More than a dozen developers have proposed wind farms along the East Coast. Interior has estimated as many as 2,000 turbines could be raised by the end of the decade.
But offshore wind has stalled in recent years as the Trump administration took a closer look at how the rapid expansion of offshore wind could affect other ocean users, largely commercial fishermen.
The Trump administration pumped the brakes in 2019 by withholding a final decision on Vineyard Wind, prompting complaints from the industry about political interference.
But commercial fishermen have also continued to raise concerns about how they will navigate among thousands of turbines and pressed for greater analysis. The first offshore wind farms in the U.S. are widely expected to inspire litigation from critics.
The Biden plan included nods to this conflict, with $1 million in grant funding set aside through the Commerce Department to study offshore wind’s impacts.
In a statement, Commerce Secretary Gina Raimondo signaled that her agency, which includes the marine wildlife manager NOAA Fisheries, will be tasked with the role of finding solutions to conflicts with fishermen.

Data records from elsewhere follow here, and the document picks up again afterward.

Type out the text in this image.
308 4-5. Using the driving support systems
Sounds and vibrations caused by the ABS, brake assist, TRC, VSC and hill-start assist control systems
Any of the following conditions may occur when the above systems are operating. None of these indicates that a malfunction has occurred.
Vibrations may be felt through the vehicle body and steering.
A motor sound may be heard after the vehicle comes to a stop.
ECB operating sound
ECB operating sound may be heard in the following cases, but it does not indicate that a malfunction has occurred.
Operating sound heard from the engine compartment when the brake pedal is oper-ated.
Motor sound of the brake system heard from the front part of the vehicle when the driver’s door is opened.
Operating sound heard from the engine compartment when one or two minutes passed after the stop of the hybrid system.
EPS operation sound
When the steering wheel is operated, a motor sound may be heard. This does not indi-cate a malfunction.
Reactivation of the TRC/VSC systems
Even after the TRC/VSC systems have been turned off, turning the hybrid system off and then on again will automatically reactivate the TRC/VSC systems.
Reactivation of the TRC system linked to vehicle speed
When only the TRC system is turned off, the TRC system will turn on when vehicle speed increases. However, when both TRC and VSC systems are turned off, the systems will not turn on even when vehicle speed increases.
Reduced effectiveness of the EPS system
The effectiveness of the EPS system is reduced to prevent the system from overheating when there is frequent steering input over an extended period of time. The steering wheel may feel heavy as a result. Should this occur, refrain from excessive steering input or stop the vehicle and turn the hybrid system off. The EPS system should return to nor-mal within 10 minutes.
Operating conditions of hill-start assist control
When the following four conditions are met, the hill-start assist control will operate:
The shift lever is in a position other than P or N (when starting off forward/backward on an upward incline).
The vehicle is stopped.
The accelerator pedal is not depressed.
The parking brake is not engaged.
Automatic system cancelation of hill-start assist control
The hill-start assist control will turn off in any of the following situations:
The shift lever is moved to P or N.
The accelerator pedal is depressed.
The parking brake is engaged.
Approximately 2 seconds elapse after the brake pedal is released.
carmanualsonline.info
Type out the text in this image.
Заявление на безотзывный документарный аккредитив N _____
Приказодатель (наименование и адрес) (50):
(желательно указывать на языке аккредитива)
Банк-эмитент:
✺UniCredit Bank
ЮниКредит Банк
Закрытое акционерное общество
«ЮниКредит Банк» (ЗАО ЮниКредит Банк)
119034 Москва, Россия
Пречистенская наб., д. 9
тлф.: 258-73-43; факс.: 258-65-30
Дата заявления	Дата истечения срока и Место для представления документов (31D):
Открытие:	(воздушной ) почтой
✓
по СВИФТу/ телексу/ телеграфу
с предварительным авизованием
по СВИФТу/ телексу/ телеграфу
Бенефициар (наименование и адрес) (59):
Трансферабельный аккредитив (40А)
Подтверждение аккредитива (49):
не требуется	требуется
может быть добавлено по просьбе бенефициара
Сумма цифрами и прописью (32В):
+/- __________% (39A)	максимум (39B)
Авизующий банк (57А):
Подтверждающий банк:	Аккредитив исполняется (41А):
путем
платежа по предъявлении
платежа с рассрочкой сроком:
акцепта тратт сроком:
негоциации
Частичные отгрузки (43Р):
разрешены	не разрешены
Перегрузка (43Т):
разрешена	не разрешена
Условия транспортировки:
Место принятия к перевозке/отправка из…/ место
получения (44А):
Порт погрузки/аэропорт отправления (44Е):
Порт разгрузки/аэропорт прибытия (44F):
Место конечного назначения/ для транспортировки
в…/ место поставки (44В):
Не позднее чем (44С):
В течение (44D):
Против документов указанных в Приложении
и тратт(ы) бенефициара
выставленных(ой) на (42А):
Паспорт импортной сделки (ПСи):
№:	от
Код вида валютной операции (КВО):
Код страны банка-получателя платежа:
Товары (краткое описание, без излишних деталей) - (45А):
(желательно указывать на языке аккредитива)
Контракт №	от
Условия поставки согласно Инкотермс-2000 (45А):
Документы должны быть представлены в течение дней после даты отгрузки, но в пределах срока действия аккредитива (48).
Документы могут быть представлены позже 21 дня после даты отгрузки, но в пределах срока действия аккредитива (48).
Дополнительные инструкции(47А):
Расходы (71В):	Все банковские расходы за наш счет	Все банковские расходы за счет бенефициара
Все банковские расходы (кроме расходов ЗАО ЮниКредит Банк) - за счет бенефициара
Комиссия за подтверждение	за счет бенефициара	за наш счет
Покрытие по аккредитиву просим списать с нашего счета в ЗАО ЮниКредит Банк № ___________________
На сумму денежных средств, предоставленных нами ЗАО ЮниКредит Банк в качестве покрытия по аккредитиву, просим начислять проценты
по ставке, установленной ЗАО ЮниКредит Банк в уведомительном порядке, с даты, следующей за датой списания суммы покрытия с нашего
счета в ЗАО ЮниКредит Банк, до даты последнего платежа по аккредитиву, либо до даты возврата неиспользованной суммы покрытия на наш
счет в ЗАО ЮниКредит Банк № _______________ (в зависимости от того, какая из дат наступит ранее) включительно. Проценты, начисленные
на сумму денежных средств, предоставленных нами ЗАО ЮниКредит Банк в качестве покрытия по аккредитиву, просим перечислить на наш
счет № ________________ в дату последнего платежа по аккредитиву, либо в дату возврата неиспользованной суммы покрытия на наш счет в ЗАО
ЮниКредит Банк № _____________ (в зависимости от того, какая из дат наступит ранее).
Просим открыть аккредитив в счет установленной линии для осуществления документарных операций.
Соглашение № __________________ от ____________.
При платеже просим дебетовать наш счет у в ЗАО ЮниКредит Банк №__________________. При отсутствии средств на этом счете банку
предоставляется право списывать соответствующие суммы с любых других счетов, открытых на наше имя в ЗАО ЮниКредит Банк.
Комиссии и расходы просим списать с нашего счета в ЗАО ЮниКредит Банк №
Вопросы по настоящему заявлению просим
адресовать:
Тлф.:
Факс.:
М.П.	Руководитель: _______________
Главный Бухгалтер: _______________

She said Commerce would be "committed to innovative partnerships that advance the best science and data to ensure the development of offshore wind is transparent and inclusive of all stakeholders."
NOAA will also sign an agreement with Danish offshore wind developer Ørsted AS to share ocean data from the company’s U.S. lease areas, officials said.
NOAA and Interior often butted heads over offshore wind in recent years, and it was a conflict within those agencies that preceded the Trump administration stalling Vineyard Wind’s permitting process in 2019.
Raimondo stressed that today’s call with several Cabinet secretaries was evidence of the collaboration that would happen under Biden, and she acknowledged that offshore wind is "easy to talk about, hard to do."
"If you take one thing away from this afternoon’s meeting, it’s that," she said. "We are the gang that is going to shoot straight."